‘Keep Dominic Cummings away from us’: New chairman of Intelligence and Security Committee warns Downing Street not to let the PM’s chief adviser ‘anywhere near’ the ISC
- Chairman Julian Lewis has warned Downing Street against politicising the ISC
- He said political advisers must not be allowed ‘anywhere near’ the committee
- omments come after Dr Lewis successfully defeated Chris Grayling for top job
Dominic Cummings has been warned not to interfere in the running of the Intelligence and Security Committee by its new chairman after it published a bombshell report into Russian meddling.
Julian Lewis has demanded a ‘categorical commitment’ from Downing Street that Mr Cummings and other political special advisers will not be allowed ‘anywhere near’ the ISC.
He made the demand after he cited unconfirmed reports that Number 10 had previously tried to make political appointments to the committee.
His comments will further intensify a war of words between Dr Lewis and the Government after he secured the chairmanship of the committee by beating Number 10’s preferred candidate Chris Grayling.
Julian Lewis, the new chairman of the Intelligence and Security Committee, has demanded a ‘categorical commitment’ from the Government that it will not seek to politicise the ISC
Dr Lewis said political advisers like the PM’s top aide Dominic Cummings, pictured in Downing Street on July 21, must not be allowed ‘anywhere near’ the committee’s work
Dr Lewis launched an unexpected and last minute bid for the ISC top job, blindsiding Mr Grayling and the Government.
He won the election after getting the votes of SNP and Labour members in what critics labelled a ‘coup’.
He was then immediately stripped of the Conservative whip as government sources said there must be ‘consequences for that duplicity’.
But Dr Lewis said Boris Johnson had no powers to decide who the chairman of the committee should be and that he believed a request for him to back Mr Grayling was ‘improper’.
Speaking in the House of Commons yesterday, Dr Lewis asked Security Minister James Brokenshire for a guarantee that Number 10 would not try to politicise the future work of the ISC.
He said: ‘The Russia report could not have been produced to this high standard without the dedication, the expertise and, above all, the objectivity of the ISC’s brilliant staff, some of whom I have worked with previously.
‘Yet according to the journalist, Tim Walker, some people within Government tried to sack the secretariat and make political appointments.
‘Will my right hon. Friend, as I still regard him, resist the temptation to fob us off with clichés about not believing everything we read in the media and give this House now a categorical commitment that no party political special advisers will be allowed anywhere near the ISC?’
Mr Brokenshire replied: I thank my right hon.
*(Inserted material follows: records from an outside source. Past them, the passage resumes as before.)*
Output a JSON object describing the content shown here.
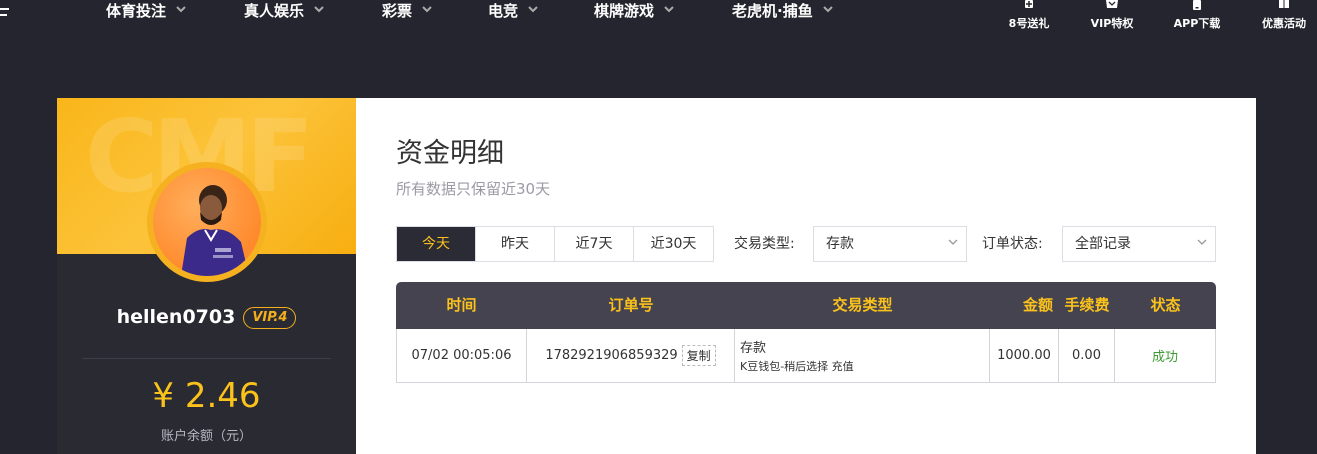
{
  "nav": {
    "items": [
      {
        "label": "体育投注"
      },
      {
        "label": "真人娱乐"
      },
      {
        "label": "彩票"
      },
      {
        "label": "电竞"
      },
      {
        "label": "棋牌游戏"
      },
      {
        "label": "老虎机·捕鱼"
      }
    ],
    "quick": [
      {
        "label": "8号送礼",
        "icon": "gift-icon"
      },
      {
        "label": "VIP特权",
        "icon": "crown-icon"
      },
      {
        "label": "APP下载",
        "icon": "phone-icon"
      },
      {
        "label": "优惠活动",
        "icon": "grid-icon"
      }
    ]
  },
  "profile": {
    "username": "hellen0703",
    "vip": "VIP.4",
    "balance": "¥ 2.46",
    "balance_label": "账户余额（元）",
    "banner_watermark": "CMF"
  },
  "main": {
    "title": "资金明细",
    "subtitle": "所有数据只保留近30天",
    "range_tabs": [
      {
        "label": "今天"
      },
      {
        "label": "昨天"
      },
      {
        "label": "近7天"
      },
      {
        "label": "近30天"
      }
    ],
    "filters": {
      "type_label": "交易类型:",
      "type_value": "存款",
      "status_label": "订单状态:",
      "status_value": "全部记录"
    },
    "table": {
      "headers": [
        "时间",
        "订单号",
        "交易类型",
        "金额",
        "手续费",
        "状态"
      ],
      "rows": [
        {
          "time": "07/02 00:05:06",
          "order": "1782921906859329",
          "copy": "复制",
          "type_main": "存款",
          "type_detail": "K豆钱包-稍后选择 充值",
          "amount": "1000.00",
          "fee": "0.00",
          "status": "成功"
        }
      ]
    }
  },
  "colors": {
    "accent": "#fbc21c",
    "page_bg": "#25252f",
    "table_header": "#45434f",
    "success": "#3d9a34"
  }
}
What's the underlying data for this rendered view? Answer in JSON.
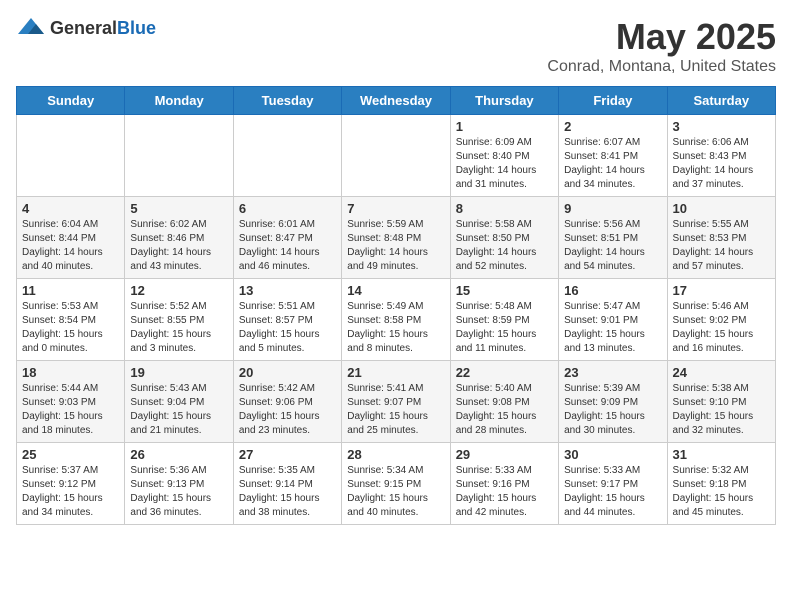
{
  "logo": {
    "text_general": "General",
    "text_blue": "Blue"
  },
  "header": {
    "month_year": "May 2025",
    "location": "Conrad, Montana, United States"
  },
  "weekdays": [
    "Sunday",
    "Monday",
    "Tuesday",
    "Wednesday",
    "Thursday",
    "Friday",
    "Saturday"
  ],
  "weeks": [
    [
      {
        "day": "",
        "info": ""
      },
      {
        "day": "",
        "info": ""
      },
      {
        "day": "",
        "info": ""
      },
      {
        "day": "",
        "info": ""
      },
      {
        "day": "1",
        "info": "Sunrise: 6:09 AM\nSunset: 8:40 PM\nDaylight: 14 hours\nand 31 minutes."
      },
      {
        "day": "2",
        "info": "Sunrise: 6:07 AM\nSunset: 8:41 PM\nDaylight: 14 hours\nand 34 minutes."
      },
      {
        "day": "3",
        "info": "Sunrise: 6:06 AM\nSunset: 8:43 PM\nDaylight: 14 hours\nand 37 minutes."
      }
    ],
    [
      {
        "day": "4",
        "info": "Sunrise: 6:04 AM\nSunset: 8:44 PM\nDaylight: 14 hours\nand 40 minutes."
      },
      {
        "day": "5",
        "info": "Sunrise: 6:02 AM\nSunset: 8:46 PM\nDaylight: 14 hours\nand 43 minutes."
      },
      {
        "day": "6",
        "info": "Sunrise: 6:01 AM\nSunset: 8:47 PM\nDaylight: 14 hours\nand 46 minutes."
      },
      {
        "day": "7",
        "info": "Sunrise: 5:59 AM\nSunset: 8:48 PM\nDaylight: 14 hours\nand 49 minutes."
      },
      {
        "day": "8",
        "info": "Sunrise: 5:58 AM\nSunset: 8:50 PM\nDaylight: 14 hours\nand 52 minutes."
      },
      {
        "day": "9",
        "info": "Sunrise: 5:56 AM\nSunset: 8:51 PM\nDaylight: 14 hours\nand 54 minutes."
      },
      {
        "day": "10",
        "info": "Sunrise: 5:55 AM\nSunset: 8:53 PM\nDaylight: 14 hours\nand 57 minutes."
      }
    ],
    [
      {
        "day": "11",
        "info": "Sunrise: 5:53 AM\nSunset: 8:54 PM\nDaylight: 15 hours\nand 0 minutes."
      },
      {
        "day": "12",
        "info": "Sunrise: 5:52 AM\nSunset: 8:55 PM\nDaylight: 15 hours\nand 3 minutes."
      },
      {
        "day": "13",
        "info": "Sunrise: 5:51 AM\nSunset: 8:57 PM\nDaylight: 15 hours\nand 5 minutes."
      },
      {
        "day": "14",
        "info": "Sunrise: 5:49 AM\nSunset: 8:58 PM\nDaylight: 15 hours\nand 8 minutes."
      },
      {
        "day": "15",
        "info": "Sunrise: 5:48 AM\nSunset: 8:59 PM\nDaylight: 15 hours\nand 11 minutes."
      },
      {
        "day": "16",
        "info": "Sunrise: 5:47 AM\nSunset: 9:01 PM\nDaylight: 15 hours\nand 13 minutes."
      },
      {
        "day": "17",
        "info": "Sunrise: 5:46 AM\nSunset: 9:02 PM\nDaylight: 15 hours\nand 16 minutes."
      }
    ],
    [
      {
        "day": "18",
        "info": "Sunrise: 5:44 AM\nSunset: 9:03 PM\nDaylight: 15 hours\nand 18 minutes."
      },
      {
        "day": "19",
        "info": "Sunrise: 5:43 AM\nSunset: 9:04 PM\nDaylight: 15 hours\nand 21 minutes."
      },
      {
        "day": "20",
        "info": "Sunrise: 5:42 AM\nSunset: 9:06 PM\nDaylight: 15 hours\nand 23 minutes."
      },
      {
        "day": "21",
        "info": "Sunrise: 5:41 AM\nSunset: 9:07 PM\nDaylight: 15 hours\nand 25 minutes."
      },
      {
        "day": "22",
        "info": "Sunrise: 5:40 AM\nSunset: 9:08 PM\nDaylight: 15 hours\nand 28 minutes."
      },
      {
        "day": "23",
        "info": "Sunrise: 5:39 AM\nSunset: 9:09 PM\nDaylight: 15 hours\nand 30 minutes."
      },
      {
        "day": "24",
        "info": "Sunrise: 5:38 AM\nSunset: 9:10 PM\nDaylight: 15 hours\nand 32 minutes."
      }
    ],
    [
      {
        "day": "25",
        "info": "Sunrise: 5:37 AM\nSunset: 9:12 PM\nDaylight: 15 hours\nand 34 minutes."
      },
      {
        "day": "26",
        "info": "Sunrise: 5:36 AM\nSunset: 9:13 PM\nDaylight: 15 hours\nand 36 minutes."
      },
      {
        "day": "27",
        "info": "Sunrise: 5:35 AM\nSunset: 9:14 PM\nDaylight: 15 hours\nand 38 minutes."
      },
      {
        "day": "28",
        "info": "Sunrise: 5:34 AM\nSunset: 9:15 PM\nDaylight: 15 hours\nand 40 minutes."
      },
      {
        "day": "29",
        "info": "Sunrise: 5:33 AM\nSunset: 9:16 PM\nDaylight: 15 hours\nand 42 minutes."
      },
      {
        "day": "30",
        "info": "Sunrise: 5:33 AM\nSunset: 9:17 PM\nDaylight: 15 hours\nand 44 minutes."
      },
      {
        "day": "31",
        "info": "Sunrise: 5:32 AM\nSunset: 9:18 PM\nDaylight: 15 hours\nand 45 minutes."
      }
    ]
  ]
}
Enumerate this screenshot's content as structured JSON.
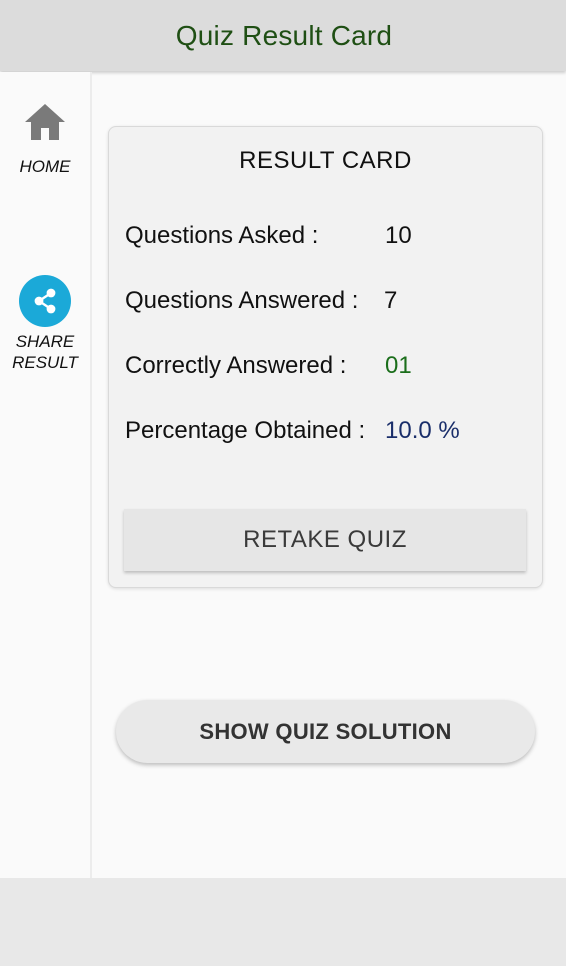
{
  "header": {
    "title": "Quiz Result Card"
  },
  "sidebar": {
    "home_label": "HOME",
    "share_label_line1": "SHARE",
    "share_label_line2": "RESULT"
  },
  "result_card": {
    "title": "RESULT CARD",
    "rows": [
      {
        "label": "Questions Asked :",
        "value": "10"
      },
      {
        "label": "Questions Answered :",
        "value": "7"
      },
      {
        "label": "Correctly Answered :",
        "value": "01"
      },
      {
        "label": "Percentage Obtained :",
        "value": "10.0 %"
      }
    ],
    "retake_label": "RETAKE QUIZ"
  },
  "show_solution_label": "SHOW QUIZ SOLUTION",
  "colors": {
    "title_green": "#1f4f14",
    "correct_green": "#1b6e1b",
    "percent_navy": "#1a2e6a",
    "share_blue": "#1ba9d8",
    "home_icon_gray": "#7a7a7a"
  },
  "icons": {
    "home": "home-icon",
    "share": "share-icon"
  }
}
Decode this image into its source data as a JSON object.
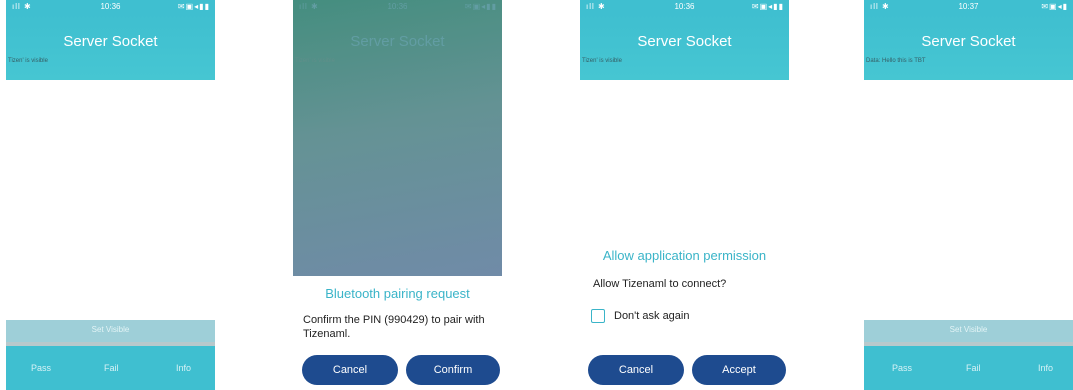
{
  "screen1": {
    "status": {
      "signal": "ıll ✱",
      "time": "10:36",
      "icons": "✉▣◂▮▮"
    },
    "title": "Server Socket",
    "status_text": "Tizen' is visible",
    "set_visible_label": "Set Visible",
    "bottom": {
      "pass": "Pass",
      "fail": "Fail",
      "info": "Info"
    }
  },
  "screen2": {
    "status": {
      "signal": "ıll ✱",
      "time": "10:36",
      "icons": "✉▣◂▮▮"
    },
    "title": "Server Socket",
    "status_text": "Tizen' is visible",
    "popup": {
      "title": "Bluetooth pairing request",
      "body": "Confirm the PIN (990429) to pair with Tizenaml.",
      "cancel": "Cancel",
      "confirm": "Confirm"
    }
  },
  "screen3": {
    "status": {
      "signal": "ıll ✱",
      "time": "10:36",
      "icons": "✉▣◂▮▮"
    },
    "title": "Server Socket",
    "status_text": "Tizen' is visible",
    "popup": {
      "title": "Allow application permission",
      "body": "Allow Tizenaml to connect?",
      "checkbox_label": "Don't ask again",
      "cancel": "Cancel",
      "accept": "Accept"
    }
  },
  "screen4": {
    "status": {
      "signal": "ıll ✱",
      "time": "10:37",
      "icons": "✉▣◂▮"
    },
    "title": "Server Socket",
    "status_text": "Data: Hello this is TBT",
    "set_visible_label": "Set Visible",
    "bottom": {
      "pass": "Pass",
      "fail": "Fail",
      "info": "Info"
    }
  },
  "colors": {
    "header": "#3fbfd0",
    "dialog_button": "#1e4b8f",
    "dialog_title": "#3ab4c8"
  }
}
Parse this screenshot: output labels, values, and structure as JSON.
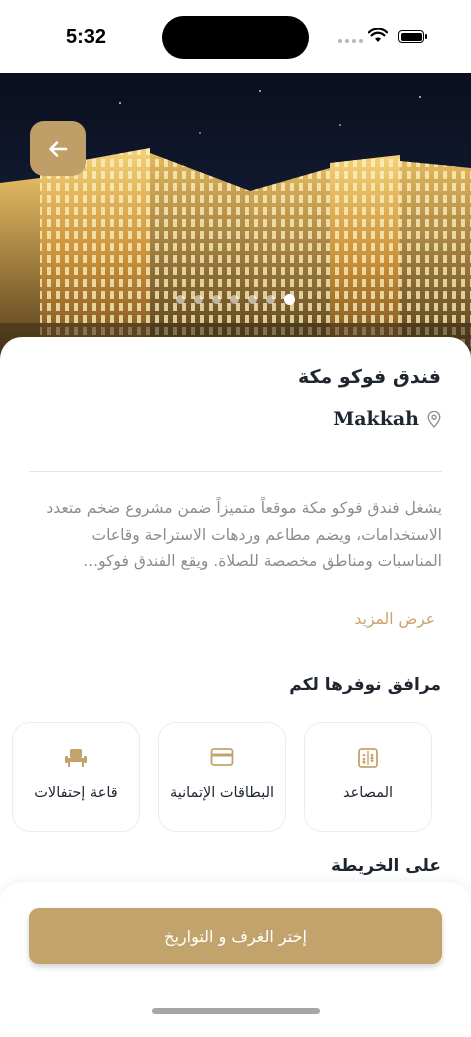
{
  "status_bar": {
    "time": "5:32"
  },
  "hero": {
    "image_count": 7,
    "active_index": 6
  },
  "hotel": {
    "name": "فندق فوكو مكة",
    "city": "Makkah",
    "description": "يشغل فندق فوكو مكة موقعاً متميزاً ضمن مشروع ضخم متعدد الاستخدامات، ويضم مطاعم وردهات الاستراحة وقاعات المناسبات ومناطق مخصصة للصلاة. ويقع الفندق فوكو...",
    "read_more": "عرض المزيد"
  },
  "amenities": {
    "title": "مرافق نوفرها لكم",
    "items": [
      {
        "label": "المصاعد",
        "icon": "elevator-icon"
      },
      {
        "label": "البطاقات الإتمانية",
        "icon": "credit-card-icon"
      },
      {
        "label": "قاعة إحتفالات",
        "icon": "banquet-hall-icon"
      }
    ]
  },
  "map": {
    "title": "على الخريطة"
  },
  "cta": {
    "label": "إختر الغرف و التواريخ"
  },
  "colors": {
    "accent": "#c3a36c",
    "text": "#1f2630",
    "muted": "#8c8c8c",
    "link": "#c6a46a"
  }
}
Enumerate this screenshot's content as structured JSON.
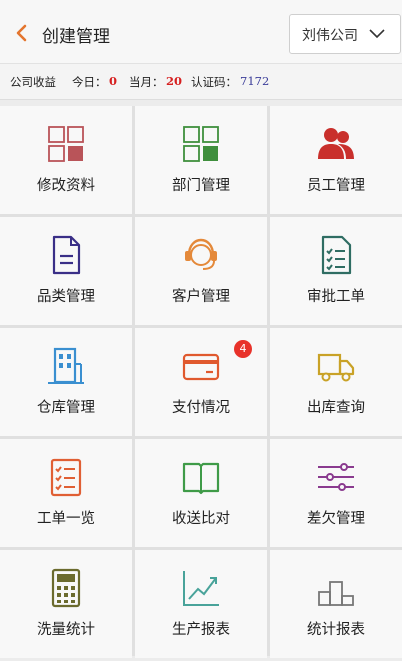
{
  "header": {
    "title": "创建管理",
    "company": "刘伟公司"
  },
  "info": {
    "income_label": "公司收益",
    "today_label": "今日：",
    "today_value": "0",
    "month_label": "当月：",
    "month_value": "20",
    "code_label": "认证码：",
    "code_value": "7172"
  },
  "menu": [
    {
      "label": "修改资料",
      "icon": "edit-profile-grid-icon",
      "color": "#b95459"
    },
    {
      "label": "部门管理",
      "icon": "department-grid-icon",
      "color": "#3f8f3d"
    },
    {
      "label": "员工管理",
      "icon": "employees-icon",
      "color": "#c9302c"
    },
    {
      "label": "品类管理",
      "icon": "category-document-icon",
      "color": "#3a2f87"
    },
    {
      "label": "客户管理",
      "icon": "customer-headset-icon",
      "color": "#e4893a"
    },
    {
      "label": "审批工单",
      "icon": "approval-checklist-icon",
      "color": "#2f6d63"
    },
    {
      "label": "仓库管理",
      "icon": "warehouse-building-icon",
      "color": "#3a8fd0"
    },
    {
      "label": "支付情况",
      "icon": "payment-card-icon",
      "color": "#e0592e",
      "badge": "4"
    },
    {
      "label": "出库查询",
      "icon": "delivery-truck-icon",
      "color": "#c9a227"
    },
    {
      "label": "工单一览",
      "icon": "work-order-checklist-icon",
      "color": "#e05f34"
    },
    {
      "label": "收送比对",
      "icon": "compare-book-icon",
      "color": "#3f9b48"
    },
    {
      "label": "差欠管理",
      "icon": "arrears-sliders-icon",
      "color": "#8a3b8f"
    },
    {
      "label": "洗量统计",
      "icon": "wash-calculator-icon",
      "color": "#6b6b2e"
    },
    {
      "label": "生产报表",
      "icon": "production-trend-icon",
      "color": "#49a39a"
    },
    {
      "label": "统计报表",
      "icon": "statistics-podium-icon",
      "color": "#777777"
    }
  ]
}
Friend for his comments on the work of the Intelligence and Security Committee of Parliament.
‘He will recall that he and I served on the Bill Committee establishing the ISC so he will know the weight and consideration I give to it, and indeed to the work of its officials and those who work to support its activities, inquiries and investigations.
‘He can certainly have my assurances on the weight and support I give to his Committee.
‘I commend the work of the previous Committee, which produced the report that is the subject of this urgent question. I also commend all members of the Committee on the robust and rigorous work that I know they will do in the course of this Parliament.’
Downing Street said it was unaware of exactly what Dr Lewis had been referring to in the chamber.
The ISC published its long-awaited Russia report on Tuesday as it set out the results of an 18 month probe into the Kremlin’s interference in British democracy.
The report made for damning reading for ministers as successive governments were accused of taking their ‘eye off the ball’ on Russia, with the UK now having to play ‘catch up’.